Victor 22/06/2026 01:55 8 min de lecture

Encore hier, près de huit lettres sur dix trouvaient un instant d’attention sur le buffet de l’entrée, objets tangibles d’une communication qui respirait l’intention. Aujourd’hui, dans un flux numérique incessant, le simple fait de recevoir un courrier imprimé crée une rupture. Cette singularité, les marketeurs avisés la savent précieuse. Le mailing, qu’il soit papier ou électronique, n’a pas disparu – il s’est recentré. Comprendre sa définition, ses usages et ses subtilités, c’est redonner du poids à chaque envoi, de l’adresse postale à l’adresse e-mail.

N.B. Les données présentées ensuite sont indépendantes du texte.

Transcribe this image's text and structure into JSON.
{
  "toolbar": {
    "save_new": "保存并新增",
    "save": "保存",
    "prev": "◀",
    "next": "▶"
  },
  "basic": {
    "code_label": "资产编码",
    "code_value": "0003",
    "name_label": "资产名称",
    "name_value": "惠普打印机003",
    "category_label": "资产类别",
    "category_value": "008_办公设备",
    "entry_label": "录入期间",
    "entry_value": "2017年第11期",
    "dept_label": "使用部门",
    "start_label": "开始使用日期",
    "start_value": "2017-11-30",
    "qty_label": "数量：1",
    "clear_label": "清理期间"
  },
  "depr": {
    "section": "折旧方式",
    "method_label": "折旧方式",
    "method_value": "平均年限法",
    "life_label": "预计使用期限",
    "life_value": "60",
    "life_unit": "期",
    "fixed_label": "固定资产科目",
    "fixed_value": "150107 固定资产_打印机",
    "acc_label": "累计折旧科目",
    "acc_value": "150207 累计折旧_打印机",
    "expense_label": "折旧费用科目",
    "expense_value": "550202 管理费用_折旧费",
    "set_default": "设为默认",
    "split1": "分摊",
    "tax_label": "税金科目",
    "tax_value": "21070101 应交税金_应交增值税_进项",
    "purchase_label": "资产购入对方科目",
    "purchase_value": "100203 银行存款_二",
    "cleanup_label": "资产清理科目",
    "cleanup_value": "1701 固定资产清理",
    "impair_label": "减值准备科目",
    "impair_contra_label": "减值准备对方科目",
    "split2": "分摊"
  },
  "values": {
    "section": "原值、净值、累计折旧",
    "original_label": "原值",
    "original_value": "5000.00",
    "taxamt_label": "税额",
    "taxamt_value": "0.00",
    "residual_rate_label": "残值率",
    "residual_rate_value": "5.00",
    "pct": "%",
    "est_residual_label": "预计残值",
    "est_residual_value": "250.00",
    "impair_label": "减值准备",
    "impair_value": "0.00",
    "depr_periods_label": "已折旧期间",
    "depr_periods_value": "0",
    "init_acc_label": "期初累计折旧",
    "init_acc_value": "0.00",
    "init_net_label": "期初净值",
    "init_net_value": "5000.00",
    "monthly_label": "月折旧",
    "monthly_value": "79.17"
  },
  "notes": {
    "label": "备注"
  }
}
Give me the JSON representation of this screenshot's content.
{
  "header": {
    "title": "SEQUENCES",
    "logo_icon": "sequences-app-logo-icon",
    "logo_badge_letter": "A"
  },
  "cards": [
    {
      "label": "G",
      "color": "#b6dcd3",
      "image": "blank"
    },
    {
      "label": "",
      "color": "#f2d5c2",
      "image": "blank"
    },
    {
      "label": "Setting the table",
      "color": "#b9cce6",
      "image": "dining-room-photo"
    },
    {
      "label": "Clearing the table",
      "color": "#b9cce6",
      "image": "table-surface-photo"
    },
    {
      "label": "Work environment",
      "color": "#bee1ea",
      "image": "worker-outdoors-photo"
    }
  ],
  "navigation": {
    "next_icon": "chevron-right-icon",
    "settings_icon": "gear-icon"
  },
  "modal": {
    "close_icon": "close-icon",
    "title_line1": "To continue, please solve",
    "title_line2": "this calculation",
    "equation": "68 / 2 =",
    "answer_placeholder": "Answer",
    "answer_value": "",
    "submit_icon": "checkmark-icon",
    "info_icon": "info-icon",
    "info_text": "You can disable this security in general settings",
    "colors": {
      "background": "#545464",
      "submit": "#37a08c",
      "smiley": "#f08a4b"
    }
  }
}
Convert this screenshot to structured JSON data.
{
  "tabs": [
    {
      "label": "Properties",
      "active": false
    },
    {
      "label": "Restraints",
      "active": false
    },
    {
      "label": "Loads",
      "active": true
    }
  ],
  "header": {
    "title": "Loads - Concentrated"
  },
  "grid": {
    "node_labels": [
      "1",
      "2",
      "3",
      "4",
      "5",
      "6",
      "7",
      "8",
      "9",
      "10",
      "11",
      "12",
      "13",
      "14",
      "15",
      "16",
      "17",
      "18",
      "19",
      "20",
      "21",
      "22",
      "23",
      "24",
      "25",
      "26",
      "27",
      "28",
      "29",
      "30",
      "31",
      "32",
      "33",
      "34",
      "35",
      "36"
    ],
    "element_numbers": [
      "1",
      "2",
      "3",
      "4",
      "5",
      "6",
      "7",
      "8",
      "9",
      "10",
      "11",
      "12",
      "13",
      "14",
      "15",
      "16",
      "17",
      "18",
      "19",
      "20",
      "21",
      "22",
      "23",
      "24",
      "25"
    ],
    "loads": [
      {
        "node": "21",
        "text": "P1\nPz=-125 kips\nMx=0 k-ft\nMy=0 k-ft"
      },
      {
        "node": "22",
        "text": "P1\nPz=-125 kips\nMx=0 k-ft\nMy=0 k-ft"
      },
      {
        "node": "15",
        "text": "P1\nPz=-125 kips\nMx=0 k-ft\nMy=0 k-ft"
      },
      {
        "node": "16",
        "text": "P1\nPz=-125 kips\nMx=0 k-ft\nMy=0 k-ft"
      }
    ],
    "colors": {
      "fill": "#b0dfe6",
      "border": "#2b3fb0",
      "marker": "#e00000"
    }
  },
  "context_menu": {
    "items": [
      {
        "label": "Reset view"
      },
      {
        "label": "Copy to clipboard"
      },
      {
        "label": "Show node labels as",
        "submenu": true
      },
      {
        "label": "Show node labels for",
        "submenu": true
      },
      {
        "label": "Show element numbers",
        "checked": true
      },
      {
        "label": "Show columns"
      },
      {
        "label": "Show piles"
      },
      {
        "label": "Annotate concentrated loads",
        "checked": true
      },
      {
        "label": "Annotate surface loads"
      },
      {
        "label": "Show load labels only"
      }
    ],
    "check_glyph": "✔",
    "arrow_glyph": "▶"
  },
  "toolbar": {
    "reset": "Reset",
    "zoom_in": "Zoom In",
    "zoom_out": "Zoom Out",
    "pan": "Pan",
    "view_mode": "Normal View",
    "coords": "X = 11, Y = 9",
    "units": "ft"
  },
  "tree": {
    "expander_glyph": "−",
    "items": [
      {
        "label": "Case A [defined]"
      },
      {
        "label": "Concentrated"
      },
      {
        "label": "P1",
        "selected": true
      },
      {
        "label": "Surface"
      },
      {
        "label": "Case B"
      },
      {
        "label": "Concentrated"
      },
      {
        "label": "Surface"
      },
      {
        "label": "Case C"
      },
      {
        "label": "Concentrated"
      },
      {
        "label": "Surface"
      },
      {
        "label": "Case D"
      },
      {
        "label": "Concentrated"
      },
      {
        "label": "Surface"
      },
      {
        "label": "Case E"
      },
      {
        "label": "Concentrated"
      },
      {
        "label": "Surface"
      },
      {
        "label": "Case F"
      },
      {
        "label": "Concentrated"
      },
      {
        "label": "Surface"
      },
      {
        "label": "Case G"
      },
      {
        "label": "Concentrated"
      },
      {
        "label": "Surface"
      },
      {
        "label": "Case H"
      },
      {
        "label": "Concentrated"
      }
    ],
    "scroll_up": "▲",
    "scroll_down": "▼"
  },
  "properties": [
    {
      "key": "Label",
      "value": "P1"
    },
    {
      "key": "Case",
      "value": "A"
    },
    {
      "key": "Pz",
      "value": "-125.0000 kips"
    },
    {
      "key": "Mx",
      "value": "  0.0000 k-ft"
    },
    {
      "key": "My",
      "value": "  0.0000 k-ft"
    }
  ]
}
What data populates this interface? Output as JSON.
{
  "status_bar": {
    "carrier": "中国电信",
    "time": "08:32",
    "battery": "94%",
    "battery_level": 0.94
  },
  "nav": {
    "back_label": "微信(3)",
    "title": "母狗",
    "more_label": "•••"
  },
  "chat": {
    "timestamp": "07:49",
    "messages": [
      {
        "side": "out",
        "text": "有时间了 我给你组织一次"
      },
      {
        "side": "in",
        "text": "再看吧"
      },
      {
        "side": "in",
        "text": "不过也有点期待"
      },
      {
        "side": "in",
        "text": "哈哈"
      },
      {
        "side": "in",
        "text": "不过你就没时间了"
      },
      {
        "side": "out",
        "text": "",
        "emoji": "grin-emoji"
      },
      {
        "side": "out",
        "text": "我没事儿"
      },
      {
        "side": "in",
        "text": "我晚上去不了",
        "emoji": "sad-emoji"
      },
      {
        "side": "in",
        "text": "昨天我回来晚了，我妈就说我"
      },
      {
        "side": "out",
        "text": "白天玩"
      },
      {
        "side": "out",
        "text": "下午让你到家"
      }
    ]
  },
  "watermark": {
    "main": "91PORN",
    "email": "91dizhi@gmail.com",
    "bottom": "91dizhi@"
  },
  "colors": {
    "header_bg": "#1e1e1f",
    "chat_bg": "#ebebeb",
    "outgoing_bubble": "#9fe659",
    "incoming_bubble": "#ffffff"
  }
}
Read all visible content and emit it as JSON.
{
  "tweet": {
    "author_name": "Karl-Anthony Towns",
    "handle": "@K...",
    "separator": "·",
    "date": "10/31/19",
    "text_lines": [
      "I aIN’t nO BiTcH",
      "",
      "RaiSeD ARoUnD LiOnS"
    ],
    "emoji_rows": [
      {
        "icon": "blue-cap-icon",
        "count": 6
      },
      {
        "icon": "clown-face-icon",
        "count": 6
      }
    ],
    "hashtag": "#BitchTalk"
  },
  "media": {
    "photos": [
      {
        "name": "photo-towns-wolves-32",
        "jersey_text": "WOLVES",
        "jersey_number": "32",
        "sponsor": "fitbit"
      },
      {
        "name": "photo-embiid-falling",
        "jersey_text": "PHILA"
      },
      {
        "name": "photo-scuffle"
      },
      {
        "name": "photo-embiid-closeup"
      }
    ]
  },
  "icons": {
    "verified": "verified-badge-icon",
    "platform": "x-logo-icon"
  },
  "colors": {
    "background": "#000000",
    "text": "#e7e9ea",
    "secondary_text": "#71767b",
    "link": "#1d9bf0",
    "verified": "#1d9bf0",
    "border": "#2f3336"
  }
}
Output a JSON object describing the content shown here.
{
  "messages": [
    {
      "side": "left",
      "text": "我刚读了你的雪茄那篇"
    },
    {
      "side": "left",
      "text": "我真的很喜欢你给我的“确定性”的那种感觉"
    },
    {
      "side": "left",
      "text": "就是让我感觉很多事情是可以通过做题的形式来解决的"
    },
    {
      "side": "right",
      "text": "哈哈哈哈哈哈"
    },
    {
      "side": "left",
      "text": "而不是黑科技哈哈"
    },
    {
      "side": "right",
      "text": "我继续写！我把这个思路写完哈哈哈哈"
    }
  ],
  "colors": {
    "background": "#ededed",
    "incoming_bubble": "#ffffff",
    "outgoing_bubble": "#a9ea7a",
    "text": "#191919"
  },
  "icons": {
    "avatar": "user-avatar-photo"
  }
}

Définition du mailing et panorama du marketing direct

Le terme mailing recouvre deux réalités distinctes mais complémentaires : l’envoi massif de courriers physiques et la diffusion de messages électroniques. Dans les deux cas, il s’agit de marketing direct – une approche où une entreprise s’adresse directement à un destinataire identifié, avec une offre ciblée et un appel à l’action clair. L’un se glisse dans la boîte aux lettres, l’autre dans la messagerie. L’un sollicite le toucher, l’autre la vue en un clin d’œil. Pourtant, tous deux visent la même chose : provoquer une réponse.

Le publipostage ou mailing postal

Le mailing postal, aussi appelé publipostage, consiste à envoyer par courrier une offre imprimée – dépliant, carte postale, brochure – à un ensemble de destinataires. Ce support physique a un impact particulier : il existe dans l’espace du consommateur. Il peut être posé sur une table, relu, ou simplement observé. Le rendu visuel d’une proposition commerciale impacte directement son taux de lecture, un constat partagé par les experts de chez imaginaire-photographie.com. Un beau papier, une typographie soignée, une image forte : tout cela participe à une perception de valeur.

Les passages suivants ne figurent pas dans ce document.